Randomness expansion: Generate more random bits than the initial seed using quantum devices. Unbounded expansion is possible with two or more devices.

Quantum Money

Proposed by Wiesner (~1970s, published 1983): Banknotes containing quantum states that cannot be counterfeited (by no-cloning).

Private-key quantum money: The bank must verify each note. Wiesner's scheme: each note has a serial number and a sequence of qubits in random BB84 states. The bank stores the basis choices; verification measures in the correct bases. Counterfeiting requires cloning unknown quantum states -- impossible.

Public-key quantum money: Anyone can verify without the bank. Much harder to construct. Candidates based on:

Knot invariants (Farhi et al.)
Lattice-based constructions
Hidden subspace states (Aaronson-Christiano) -- broken for their specific proposal, but the framework persists

Quantum lightning: Stronger primitive where even the minter cannot produce two identical notes. Based on collision-resistant hash functions and conjectured computational hardness assumptions. Recent progress connects quantum money to cryptographic assumptions and lattice problems.

Entanglement Theory

Entanglement Measures

Entanglement entropy: S(rho_A) for pure bipartite states. Unique measure up to normalization.
Entanglement of formation: E_F(rho) = min_{decompositions} sum_i p_i S(rho_A^i). Minimum average entropy over all pure-state decompositions.
Distillable entanglement: E_D(rho) = maximum rate of Bell pairs extractable via LOCC.
Entanglement cost: E_C(rho) = minimum rate of Bell pairs needed to create rho via LOCC.
Negativity: N(rho) = (||rho^{T_A}||_1 - 1)/2. Computable but not a faithful measure.
Squashed entanglement: E_{sq}(rho) = (1/2) inf_{E} I(A:B|E). Additive and faithful.

Entanglement Distillation and Bound Entanglement

LOCC (local operations and classical communication) cannot create entanglement. Given n copies of a noisy entangled state, entanglement distillation extracts m < n near-perfect Bell pairs.

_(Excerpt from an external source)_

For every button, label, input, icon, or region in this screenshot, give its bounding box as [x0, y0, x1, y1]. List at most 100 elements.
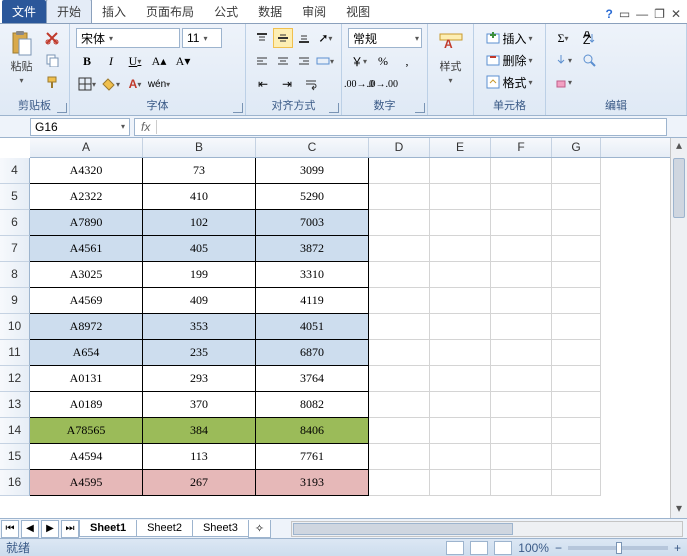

Bound entanglement: States that are entangled but have zero distillable entanglement (E_D = 0). Exist for all dimensions >= 2x3. PPT (positive partial transpose) entangled states are bound entangled. The existence of NPT bound entanglement remains an open question.

Monogamy of Entanglement

CKW inequality: For three qubits, C^2(A:BC) >= C^2(A:B) + C^2(A:C), where C is the concurrence. Entanglement cannot be freely shared -- a key resource for QKD security.